The West Coast’s resurgence also has much to do with the quality of the venues, notably Honolulu’s Waialae Country Club, Torrey Pines (North and South courses), Spyglass, Monterey Peninsula, Pebble Beach and Riviera. That combination is far superior to any other stretch on the PGA Tour and includes three major-championship venues: Torrey Pines South, Pebble Beach and Riviera.

It also doesn’t hurt that in recent years, the weather has improved. Last week’s mild conditions on the Monterey Peninsula proved perfect for golf, and the forecast for the rest of the tournament in Los Angeles looks ideal.

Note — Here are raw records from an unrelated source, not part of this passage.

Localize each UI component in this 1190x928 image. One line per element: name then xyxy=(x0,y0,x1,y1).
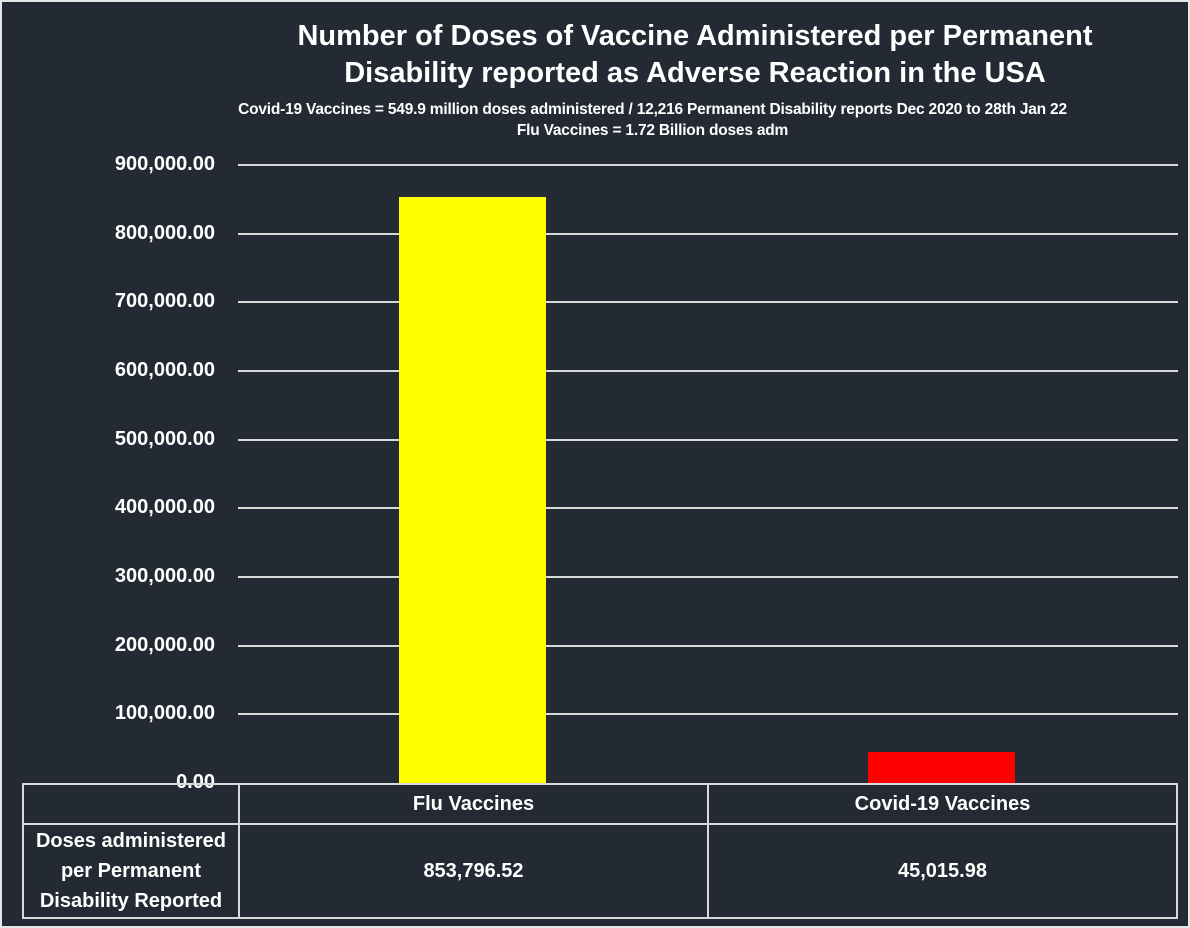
table-row-label-line2: per Permanent xyxy=(60,860,202,882)
gridline xyxy=(238,370,1178,372)
y-axis-tick-label: 600,000.00 xyxy=(114,359,215,382)
chart-subtitle-line2: Flu Vaccines = 1.72 Billion doses adm xyxy=(516,122,789,139)
table-value-flu-vaccines: 853,796.52 xyxy=(238,823,709,919)
table-header-covid-19-vaccines: Covid-19 Vaccines xyxy=(707,783,1178,825)
gridline xyxy=(238,507,1178,510)
table-row-label-line1: Doses administered xyxy=(35,830,227,852)
y-axis-tick-label: 100,000.00 xyxy=(114,702,215,725)
gridline xyxy=(238,644,1178,647)
table-stub-empty-cell xyxy=(22,783,240,825)
data-table: Flu Vaccines Covid-19 Vaccines Doses adm… xyxy=(22,783,1178,919)
y-axis-tick-label: 200,000.00 xyxy=(114,633,215,656)
y-axis-tick-label: 800,000.00 xyxy=(114,221,215,244)
y-axis-tick-label: 700,000.00 xyxy=(114,290,215,313)
gridline xyxy=(238,164,1178,166)
gridline xyxy=(238,301,1178,304)
y-axis-tick-label: 400,000.00 xyxy=(114,496,215,519)
chart-subtitle: Covid-19 Vaccines = 549.9 million doses … xyxy=(122,99,1183,141)
chart-title-line2: Disability reported as Adverse Reaction … xyxy=(344,57,1046,89)
y-axis-tick-label: 900,000.00 xyxy=(114,153,215,176)
table-value-row: Doses administered per Permanent Disabil… xyxy=(22,823,1178,919)
gridline xyxy=(238,713,1178,716)
y-axis-tick-label: 300,000.00 xyxy=(114,565,215,588)
table-row-label-line3: Disability Reported xyxy=(39,890,223,912)
gridline xyxy=(238,576,1178,578)
bar-flu-vaccines xyxy=(399,197,546,783)
gridline xyxy=(238,232,1178,235)
y-axis-tick-label: 500,000.00 xyxy=(114,427,215,450)
bar-covid-19-vaccines xyxy=(868,752,1015,783)
table-row-label: Doses administered per Permanent Disabil… xyxy=(22,823,240,919)
table-header-flu-vaccines: Flu Vaccines xyxy=(238,783,709,825)
chart-title-line1: Number of Doses of Vaccine Administered … xyxy=(297,20,1093,52)
chart-subtitle-line1: Covid-19 Vaccines = 549.9 million doses … xyxy=(238,101,1067,118)
chart-title: Number of Doses of Vaccine Administered … xyxy=(207,18,1183,92)
table-value-covid-19-vaccines: 45,015.98 xyxy=(707,823,1178,919)
gridline xyxy=(238,438,1178,441)
table-header-row: Flu Vaccines Covid-19 Vaccines xyxy=(22,783,1178,825)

Some detractors still dismiss the West Coast Swing in favor of the Florida events and the run-up to the Masters. They prefer the Bermudagrass putting surfaces in the Southeast to the bumpy Poa annua of the West. Over time, as world-class golfers have expanded their schedules globally, the varied playing surfaces have become less of an issue. Even the critics know that a golfer can’t truly become world-class by excelling only on Bermudagrass.

So, the West Coast, for many reasons, has found its mojo again. Unlike parts of the PGA Tour’s future schedule, the West Coast Swing likely will stay intact for many years to come.